Но ела одна, — и только один жених, благочестивый Усиков, из любви к ней и по ее настоянию, отведал одно колечко: все прочие, не попробовав, благодарили.
И это было замечено: известно, что испанский лук на кольчики режут, на тоненькие, — и кушают кольчиками. И разошлось по Темьяну:
— На Усиковой свадьбе удавниковыми петельками угощали: Iуду поминали.
И на это также ответствовала Тришачиха кратко и твердо:
— «Быти вскоре».
Через год у Усиковых были крестины, и было примечено, что венчался Усиков во фраке, а на крестинах он был уже в расстегнутой тужурке, из-под которой выглядывала красная рубашка, — и на вопрос отца Промптова, какое имя желают наречь новорожденному, Усиков отвечал твердо:
— Арий.
Отец Промптов возразил:
— Имя таковое в святцах, действительно, имеется, но — по созвучию своему с Богоотступным еретиком, избегаемо.
— Таково желание моей жены. Извлечено из святцев.
— Точно. Но избегаемо.
— Воля родительницы!
Отец Промптов вздохнул и сказал:
— Ваше дело, — но тут же промолвил: — Знавал я вас за человека благомыслящего, и в течение года…

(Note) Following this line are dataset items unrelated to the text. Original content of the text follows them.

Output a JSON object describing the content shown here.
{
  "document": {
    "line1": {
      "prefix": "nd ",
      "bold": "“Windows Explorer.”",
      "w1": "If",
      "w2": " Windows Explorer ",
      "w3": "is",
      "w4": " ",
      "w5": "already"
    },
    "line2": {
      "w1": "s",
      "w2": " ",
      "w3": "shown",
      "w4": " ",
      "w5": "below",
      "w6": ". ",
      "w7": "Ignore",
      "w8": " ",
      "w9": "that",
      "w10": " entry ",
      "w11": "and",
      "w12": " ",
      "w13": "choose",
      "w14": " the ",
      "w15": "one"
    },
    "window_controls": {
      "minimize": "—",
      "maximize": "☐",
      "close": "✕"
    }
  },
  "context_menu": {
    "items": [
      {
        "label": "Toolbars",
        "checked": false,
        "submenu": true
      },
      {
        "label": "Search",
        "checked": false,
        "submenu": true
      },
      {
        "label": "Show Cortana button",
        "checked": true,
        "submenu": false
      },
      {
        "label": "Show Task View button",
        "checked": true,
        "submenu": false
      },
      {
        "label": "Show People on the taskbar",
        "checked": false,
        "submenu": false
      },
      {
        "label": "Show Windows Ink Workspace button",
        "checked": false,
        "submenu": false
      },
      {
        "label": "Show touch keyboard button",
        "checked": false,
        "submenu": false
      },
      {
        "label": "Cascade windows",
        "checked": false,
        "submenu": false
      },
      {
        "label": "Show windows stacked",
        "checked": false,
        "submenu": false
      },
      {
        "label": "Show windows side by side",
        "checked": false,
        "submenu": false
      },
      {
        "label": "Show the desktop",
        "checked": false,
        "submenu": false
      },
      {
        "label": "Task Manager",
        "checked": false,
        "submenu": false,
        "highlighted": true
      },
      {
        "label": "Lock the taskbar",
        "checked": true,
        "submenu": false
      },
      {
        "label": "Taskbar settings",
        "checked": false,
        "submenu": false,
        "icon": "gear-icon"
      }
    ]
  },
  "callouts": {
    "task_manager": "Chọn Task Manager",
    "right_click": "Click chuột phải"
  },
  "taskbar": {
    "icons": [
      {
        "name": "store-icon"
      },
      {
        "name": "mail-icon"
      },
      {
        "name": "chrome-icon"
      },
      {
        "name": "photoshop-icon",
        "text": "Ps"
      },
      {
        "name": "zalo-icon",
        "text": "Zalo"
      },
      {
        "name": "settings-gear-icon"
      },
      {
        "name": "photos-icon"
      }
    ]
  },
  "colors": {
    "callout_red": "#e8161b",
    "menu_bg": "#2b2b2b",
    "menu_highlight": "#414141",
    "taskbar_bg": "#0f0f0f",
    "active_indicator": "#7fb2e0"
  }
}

— Таким и остаюсь, — прервал Промптова Усиков. — Но в течение года пройден путь любви и мысли.
Промптов, как при венчании, пожал плечами, — и впервые в Темьяне появился человек, носящий имя Арий.
Уткин, слегка выпив и начав говорить на тему о прогрессе с появлением Ария и красной рубашки на Усикове, непременно возвращался к «пути любви и мысли», пройденному Усиковым в год.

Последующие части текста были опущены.